I dont think there is any trick that will give you a shortcut to the MLE in general for this problem. I am happy to be corrected on that, though.
For $n=2$ you can get a nice formula, and that should extend to formulas for $n=3$ or $4$ (perhaps with some checking of cases) but the approach I see to do these would leave us trying to solve a quintic at $n=5$ so unless the problem has special structure I don't see, that wouldn't work for larger $n$ than $4$.
In general with mixtures (this is a one-parameter mixture) you don't have some fancy shortcut, and it's often ill-conditioned $-$ at least in parts of the parameter space $-$ to boot, often making numerical optimization tricky, particularly if youre also estimating parameters of the components (indeed, for some parts of the space the model is degenerate).
In this case, we have mixtures of exponentials, which are sometimes difficult to fit. You may occasionally find the likelihood function is not that nice (e.g. pretty flat near the peak) even with plenty of data.
Fortunately in this case, with two components and just the mixing parameter to estimate, its relatively nice and numerical approaches should work in most situations. You can even plot $\log L$ vs $p$ for any given data, if you like (and I'd encourage that if you have data to work with).
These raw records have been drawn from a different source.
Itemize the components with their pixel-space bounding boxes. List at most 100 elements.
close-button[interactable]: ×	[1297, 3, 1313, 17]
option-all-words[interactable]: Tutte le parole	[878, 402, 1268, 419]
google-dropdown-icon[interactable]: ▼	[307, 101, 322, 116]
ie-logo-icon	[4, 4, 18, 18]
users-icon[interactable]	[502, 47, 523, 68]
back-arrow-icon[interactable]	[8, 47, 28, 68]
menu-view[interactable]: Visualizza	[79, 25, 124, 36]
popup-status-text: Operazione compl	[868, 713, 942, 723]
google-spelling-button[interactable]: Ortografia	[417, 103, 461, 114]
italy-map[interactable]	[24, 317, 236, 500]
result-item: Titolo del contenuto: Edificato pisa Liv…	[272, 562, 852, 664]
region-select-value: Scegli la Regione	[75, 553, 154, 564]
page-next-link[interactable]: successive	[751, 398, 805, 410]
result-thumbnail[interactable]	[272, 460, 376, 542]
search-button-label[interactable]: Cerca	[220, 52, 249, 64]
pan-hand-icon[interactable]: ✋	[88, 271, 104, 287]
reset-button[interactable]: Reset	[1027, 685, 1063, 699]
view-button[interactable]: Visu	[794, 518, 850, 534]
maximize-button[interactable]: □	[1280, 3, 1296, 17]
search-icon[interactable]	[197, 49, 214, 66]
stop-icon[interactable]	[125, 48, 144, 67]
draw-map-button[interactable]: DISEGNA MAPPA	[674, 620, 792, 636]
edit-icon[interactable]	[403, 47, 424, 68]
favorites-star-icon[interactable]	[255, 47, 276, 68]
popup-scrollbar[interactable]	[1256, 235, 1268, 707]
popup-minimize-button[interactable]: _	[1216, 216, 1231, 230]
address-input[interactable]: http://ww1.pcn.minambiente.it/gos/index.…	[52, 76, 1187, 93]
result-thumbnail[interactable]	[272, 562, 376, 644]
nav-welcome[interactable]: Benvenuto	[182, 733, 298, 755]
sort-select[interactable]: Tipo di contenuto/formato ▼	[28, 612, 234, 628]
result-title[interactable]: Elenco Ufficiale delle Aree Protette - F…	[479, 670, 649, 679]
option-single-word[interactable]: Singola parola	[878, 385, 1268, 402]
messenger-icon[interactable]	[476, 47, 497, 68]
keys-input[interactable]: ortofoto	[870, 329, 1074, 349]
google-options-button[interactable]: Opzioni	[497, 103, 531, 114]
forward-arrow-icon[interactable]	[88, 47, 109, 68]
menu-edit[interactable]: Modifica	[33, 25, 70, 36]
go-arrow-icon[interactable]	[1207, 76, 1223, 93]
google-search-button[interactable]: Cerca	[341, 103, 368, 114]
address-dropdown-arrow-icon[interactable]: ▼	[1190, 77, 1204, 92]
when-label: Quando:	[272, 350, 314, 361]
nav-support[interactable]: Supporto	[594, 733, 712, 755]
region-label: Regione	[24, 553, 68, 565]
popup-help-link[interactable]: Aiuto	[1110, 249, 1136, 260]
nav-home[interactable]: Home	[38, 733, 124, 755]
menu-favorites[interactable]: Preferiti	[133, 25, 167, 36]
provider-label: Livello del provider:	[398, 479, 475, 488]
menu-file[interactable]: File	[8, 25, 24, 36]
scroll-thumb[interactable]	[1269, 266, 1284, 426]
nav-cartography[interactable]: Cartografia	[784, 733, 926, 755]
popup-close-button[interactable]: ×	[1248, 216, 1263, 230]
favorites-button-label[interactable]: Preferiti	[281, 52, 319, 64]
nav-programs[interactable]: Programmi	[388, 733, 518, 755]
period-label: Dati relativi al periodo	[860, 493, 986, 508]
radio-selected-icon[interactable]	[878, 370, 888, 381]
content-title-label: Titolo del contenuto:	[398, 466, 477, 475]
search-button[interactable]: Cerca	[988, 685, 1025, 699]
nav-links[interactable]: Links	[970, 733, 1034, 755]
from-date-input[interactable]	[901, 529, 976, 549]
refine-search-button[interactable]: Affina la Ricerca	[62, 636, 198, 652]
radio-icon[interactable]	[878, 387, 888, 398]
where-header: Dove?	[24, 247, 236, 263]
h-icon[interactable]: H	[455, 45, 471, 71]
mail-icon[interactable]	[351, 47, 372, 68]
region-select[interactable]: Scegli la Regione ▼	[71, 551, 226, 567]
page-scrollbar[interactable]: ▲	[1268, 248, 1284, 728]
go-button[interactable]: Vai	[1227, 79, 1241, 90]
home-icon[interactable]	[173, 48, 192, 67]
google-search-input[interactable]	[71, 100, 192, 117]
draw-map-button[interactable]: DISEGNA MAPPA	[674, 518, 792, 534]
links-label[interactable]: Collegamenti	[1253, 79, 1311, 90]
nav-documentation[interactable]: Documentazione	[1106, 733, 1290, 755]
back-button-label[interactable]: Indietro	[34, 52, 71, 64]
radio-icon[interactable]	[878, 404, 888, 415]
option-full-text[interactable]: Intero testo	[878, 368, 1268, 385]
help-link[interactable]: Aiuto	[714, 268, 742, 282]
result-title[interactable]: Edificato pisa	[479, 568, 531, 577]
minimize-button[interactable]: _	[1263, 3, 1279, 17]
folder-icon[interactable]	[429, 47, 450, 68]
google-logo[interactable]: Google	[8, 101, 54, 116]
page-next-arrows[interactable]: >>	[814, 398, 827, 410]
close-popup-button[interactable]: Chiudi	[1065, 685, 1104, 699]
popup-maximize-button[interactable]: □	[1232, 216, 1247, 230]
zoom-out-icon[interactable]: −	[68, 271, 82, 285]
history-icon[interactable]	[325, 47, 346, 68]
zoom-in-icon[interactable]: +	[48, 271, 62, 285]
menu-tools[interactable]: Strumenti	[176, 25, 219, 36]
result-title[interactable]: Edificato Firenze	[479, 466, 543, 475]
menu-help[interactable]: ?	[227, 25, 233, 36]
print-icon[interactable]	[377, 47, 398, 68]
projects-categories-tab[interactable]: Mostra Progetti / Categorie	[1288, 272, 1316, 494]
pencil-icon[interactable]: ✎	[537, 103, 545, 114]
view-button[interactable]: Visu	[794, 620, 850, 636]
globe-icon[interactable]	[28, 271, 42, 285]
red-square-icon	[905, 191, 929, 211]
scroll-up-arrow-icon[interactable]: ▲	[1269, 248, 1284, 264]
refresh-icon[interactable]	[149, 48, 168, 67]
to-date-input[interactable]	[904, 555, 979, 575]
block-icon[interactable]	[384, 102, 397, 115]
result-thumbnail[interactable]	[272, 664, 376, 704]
Here's the log-likelihood function for 3 different (made up) small data sets, which have $\hat{p}=$ $0$, $1$, and $\sim 0.18$ respectively.

If you use R, the function optimize (built in, it's in stats ... thanks Thomas for correcting my mistake) should be adequate for optimizing the log-likelihood for most data sets on this particular problem. Even so, I'd still suggest plotting it.
A warning: take care with trying to apply the standard asymptotic inference if the parameter estimate hits the bounds.